Hmmm. Let's see. Do I want the Nokia E72, or the 3710? The 7020 or the 2730? The 7020 is a bigger number. Is that better? What's the difference between these phones. Ugh! I have to go in and read huge lists of features to see the differences? What if I get the wrong one? I see the C6, but a friend of mine said the C7 is awesome. Where's the C7? Wait, do they even sell that in the U.S.? Is there a C4 and, if so, will it explode?

This is the Nokia experience. I'm already confused, frustrated, angry and insulted and I haven't even picked a phone yet.

When you go to the Apple site, there is only one phone -- Apple's best. You can't buy the wrong phone. You can't live in the wrong country.

Get it, Nokia? No, you don't.

Allow me to introduce Exhibit B: Japan.

For years, Nokia invested a fortune trying to break into the Japanese cell phone market, the fourth largest in the world. The company never broke the 2% market share barrier before pulling out in 2008.

Nokia decided the problem was the oversaturated Japanese market, and consumers' preference for Japanese brands.

Yet just a year and a half after Nokia's pullout, Apple was capturing an incredible 72% of Japan's smartphone market.

Apple succeeded in Japan where Nokia failed because Apple offered Japanese consumers better design, better branding and more simplicity -- not the opposite.

The right strategy for Nokia

Nokia's strategy has always been that more is better. That worked in the 1990s.

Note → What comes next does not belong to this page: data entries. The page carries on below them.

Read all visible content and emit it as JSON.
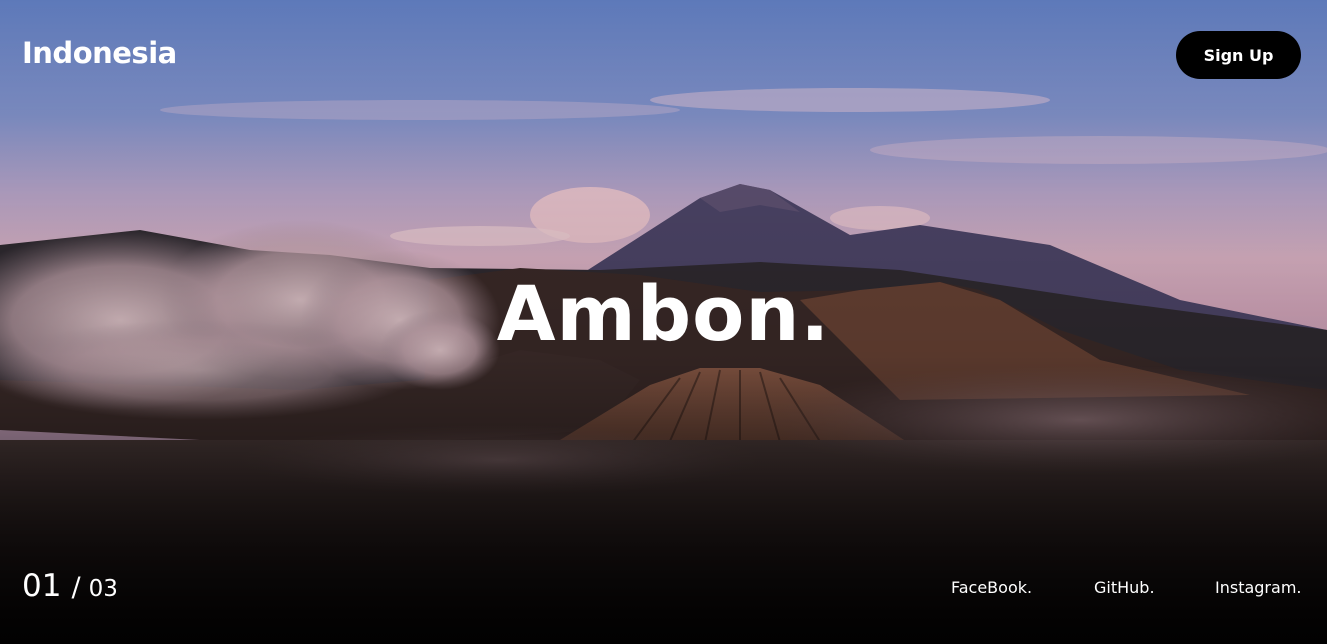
{
  "header": {
    "brand": "Indonesia",
    "signup_label": "Sign Up"
  },
  "hero": {
    "title": "Ambon.",
    "background_image": "volcano-landscape-illustration"
  },
  "slider": {
    "current": "01",
    "separator": "/",
    "total": "03"
  },
  "social": {
    "facebook": "FaceBook.",
    "github": "GitHub.",
    "instagram": "Instagram."
  },
  "colors": {
    "sky_top": "#5f79b8",
    "sky_mid": "#b7a3c6",
    "horizon": "#e8b9c4",
    "button_bg": "#000000",
    "text": "#ffffff"
  }
}
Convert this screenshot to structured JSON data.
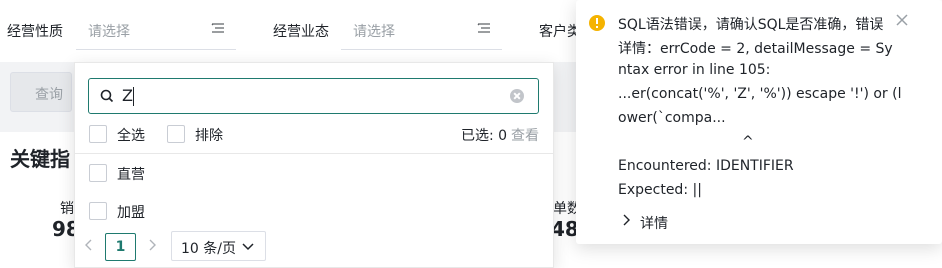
{
  "filters": [
    {
      "label": "经营性质",
      "placeholder": "请选择"
    },
    {
      "label": "经营业态",
      "placeholder": "请选择"
    },
    {
      "label": "客户类"
    }
  ],
  "query_button": "查询",
  "section_title": "关键指",
  "metrics": {
    "left_label_fragment": "销",
    "left_value_fragment": "98",
    "right_label_fragment": "单数",
    "right_value_fragment": "48"
  },
  "dropdown": {
    "search_value": "Z",
    "select_all": "全选",
    "exclude": "排除",
    "selected_count": "已选: 0",
    "view": "查看",
    "options": [
      "直营",
      "加盟"
    ],
    "pagination": {
      "current_page": "1",
      "page_size": "10 条/页"
    }
  },
  "notification": {
    "lines": [
      "SQL语法错误，请确认SQL是否准确，错误",
      "详情：errCode = 2, detailMessage = Sy",
      "ntax error in line 105:",
      "...er(concat('%', 'Z', '%')) escape '!') or (l",
      "ower(`compa...",
      "^",
      "Encountered: IDENTIFIER",
      "Expected: ||"
    ],
    "details_label": "详情"
  },
  "colors": {
    "accent": "#1f7a6f",
    "warning": "#f5b300"
  }
}
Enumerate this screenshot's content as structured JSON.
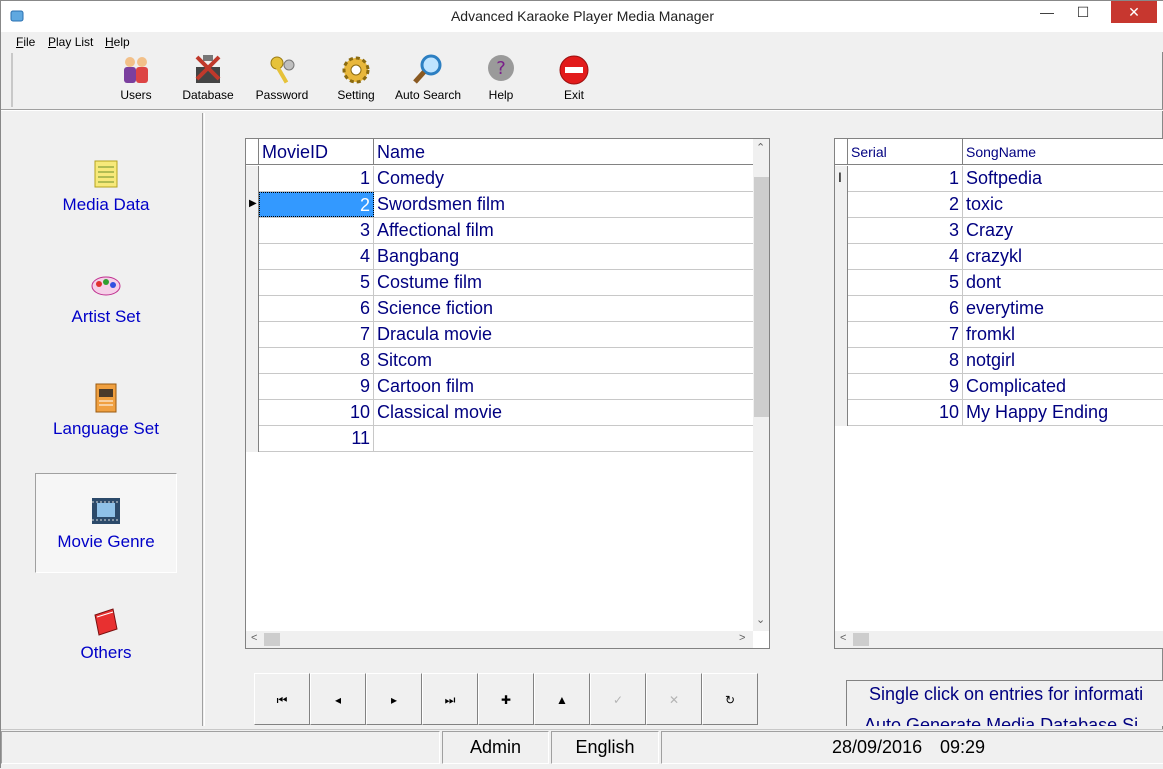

But now that information and choice overload are killing everybody, that's the Mother of All Losing Strategies.

Nokia should have embraced Google, not Microsoft, for one simple reason: Android has apps.

However, now that Microsoft has been embraced, the winning strategy for Nokia is clear: Sell only two phones.

There is huge, unmet demand in the world for a phone that does nothing but make calls. Nokia can and should design and build the ultimate minimalist, tiny, super-reliable cell phone that does not connect to the Internet. It should have the best-possible call quality, have the best antenna possible and should measure battery life in days or even weeks. Nobody cares what the operating system is.

Second, Nokia should design and build the ultimate smartphone based on Windows Phone 7. It should provide a much better call quality than the iPhone (not hard to do), have a better camera, better screen, better everything than existing smartphones.

The company should ban Symbian, MeeGo, all product forking, ugly design and the use of numbers in model names. It should embrace radical minimalism and beauty in all hardware and marketing.

In other words, Nokia should embrace the winning Apple strategy. Getting in bed with Microsoft means the Google strategy is off the table. That leaves only one winning strategy left.

Of course, Nokia executives would laugh at this strategy. And that's why they fail.